By the time we graduated and moved out, I wasn’t sure they should be running around free, but things only got worse after we left. The German court finally handed down a ruling in Anastasia’s case. Forty years of litigation ended in a draw. The court found insufficient evidence to establish or refute her claims.
That seemed to be a tipping point for them. Over the next decade they dumped garbage off the back stoop, took in sixty stray cats, and let the front yard grow into a jungle of briars and brush. Neighbors filed complaints, but they somehow managed to fend them off and stay in the house until 1983 when a neighbor found them in Manahan’s living room suffering from Rocky Mountain Spotted Fever.

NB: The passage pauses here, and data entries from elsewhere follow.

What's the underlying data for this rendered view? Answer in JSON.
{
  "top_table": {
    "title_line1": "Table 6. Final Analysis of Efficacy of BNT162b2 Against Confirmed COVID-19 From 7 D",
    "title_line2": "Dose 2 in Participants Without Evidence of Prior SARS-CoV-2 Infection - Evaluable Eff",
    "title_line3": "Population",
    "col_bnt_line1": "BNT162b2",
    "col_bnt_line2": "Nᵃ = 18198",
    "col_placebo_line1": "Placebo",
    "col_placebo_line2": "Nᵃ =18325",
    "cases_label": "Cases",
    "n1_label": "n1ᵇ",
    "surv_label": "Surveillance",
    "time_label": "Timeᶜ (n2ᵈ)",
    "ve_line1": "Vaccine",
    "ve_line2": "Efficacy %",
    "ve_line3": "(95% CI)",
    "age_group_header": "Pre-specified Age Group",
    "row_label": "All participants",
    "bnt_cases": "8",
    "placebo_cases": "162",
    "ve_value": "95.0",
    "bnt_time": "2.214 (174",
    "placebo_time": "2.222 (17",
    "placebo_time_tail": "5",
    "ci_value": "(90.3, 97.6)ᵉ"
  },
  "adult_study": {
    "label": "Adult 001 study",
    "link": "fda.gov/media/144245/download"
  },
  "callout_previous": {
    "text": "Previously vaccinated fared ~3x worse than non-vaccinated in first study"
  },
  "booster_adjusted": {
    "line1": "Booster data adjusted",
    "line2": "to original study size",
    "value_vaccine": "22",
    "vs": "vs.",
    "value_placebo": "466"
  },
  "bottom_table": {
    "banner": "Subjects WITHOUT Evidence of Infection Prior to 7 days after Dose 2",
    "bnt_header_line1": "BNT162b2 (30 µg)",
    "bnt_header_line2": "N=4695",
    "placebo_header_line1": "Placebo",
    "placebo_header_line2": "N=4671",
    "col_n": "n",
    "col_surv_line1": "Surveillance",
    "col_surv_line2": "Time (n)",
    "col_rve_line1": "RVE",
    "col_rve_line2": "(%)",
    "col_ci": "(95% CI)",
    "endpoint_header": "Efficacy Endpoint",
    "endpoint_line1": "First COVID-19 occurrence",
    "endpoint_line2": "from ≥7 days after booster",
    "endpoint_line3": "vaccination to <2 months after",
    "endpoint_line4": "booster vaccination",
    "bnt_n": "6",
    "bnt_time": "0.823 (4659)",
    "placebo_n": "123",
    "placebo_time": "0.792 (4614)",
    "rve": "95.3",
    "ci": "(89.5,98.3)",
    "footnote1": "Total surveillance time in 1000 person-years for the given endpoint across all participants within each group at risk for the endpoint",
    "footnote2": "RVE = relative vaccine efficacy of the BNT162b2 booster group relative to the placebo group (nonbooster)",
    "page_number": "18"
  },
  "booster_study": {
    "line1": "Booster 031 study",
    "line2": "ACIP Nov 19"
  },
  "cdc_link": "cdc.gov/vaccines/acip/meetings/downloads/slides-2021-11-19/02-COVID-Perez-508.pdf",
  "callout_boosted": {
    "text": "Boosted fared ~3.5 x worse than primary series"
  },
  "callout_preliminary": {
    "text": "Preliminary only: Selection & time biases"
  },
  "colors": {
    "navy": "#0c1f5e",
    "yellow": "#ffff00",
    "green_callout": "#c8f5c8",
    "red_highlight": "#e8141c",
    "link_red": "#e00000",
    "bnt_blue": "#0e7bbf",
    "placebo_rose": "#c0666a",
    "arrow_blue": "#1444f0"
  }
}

A judge ruled that Manahan wasn’t fit to take care of Anastasia and committed her to a psychiatric ward. Manahan promptly smuggled her out. A thirteen state man-hunt ensued. Police found them in a field in Amherst, fifty miles south of Charlottesville, living in Manahan’s car. Anastasia died two months later in 1984, and Manahan soldiered on alone until his death in 1990. For an interesting article about them, see Jack & Anna, Remembering the Czar of Charlottesville Eccentrics at http://www.readthehook.com/86004/cover-jack-amp-anna-remembering-czar-charlottesville-eccentrics.
Not long after Manahan’s death, evidence surfaced that seemed to verify her story. The Russians found a mass grave, containing the bones of the tsar’s family. Mysteriously, the remains of his son and one of his daughters were missing. Anna Anderson’s supporters exulted, presuming that the missing daughter proved her claim.
The triumph was short-lived. DNA analysis came along in 1994 and proved she was Franziska Schanskowska, a mentally ill Polish factory worker, who disappeared in 1920, about the same time Madame Unknown jumped off the bridge in Berlin. And the grave with the missing corpses? In 2007 a second grave coughed up bones with DNA that matched the tsar’s missing son and daughter.
Reflecting back on those days in Charlottesville, I find the truth more incredible than the fraud. Franziska Schanskowska lived into her eighties. For sixty years, from the bridge in Berlin to her deathbed, her admirers housed, fed, clothed, and bankrolled her. She never had a job, never earned a penny. This unschooled impostor deceived international sophisticates and fought the Romanov family to a draw in the courts for a half century.
Remembering the gnomish woman who sat across from me in Manahan’s living room and told me her story, I understand how she fooled so many. Her charming fairy tale was much more appealing than the harsh truth. I wanted to believe it, and I can attest that she clearly seemed to believe it, too. I wonder if the mentally ill Madame Unknown lost her real identity in her web of lies somewhere along the line, like an actress lost inside the fictional person she played.
Whatever she thought, I’m glad Manahan never learned the truth. An avid genealogist, he valued bloodline above all else and reminded me every chance he got that he was the son-in-law of the Tsar of Russia. Despite his craziness, I liked him and I’m glad he never knew that his Russian princess was really a Polish peasant, for it surely would have broken his heart.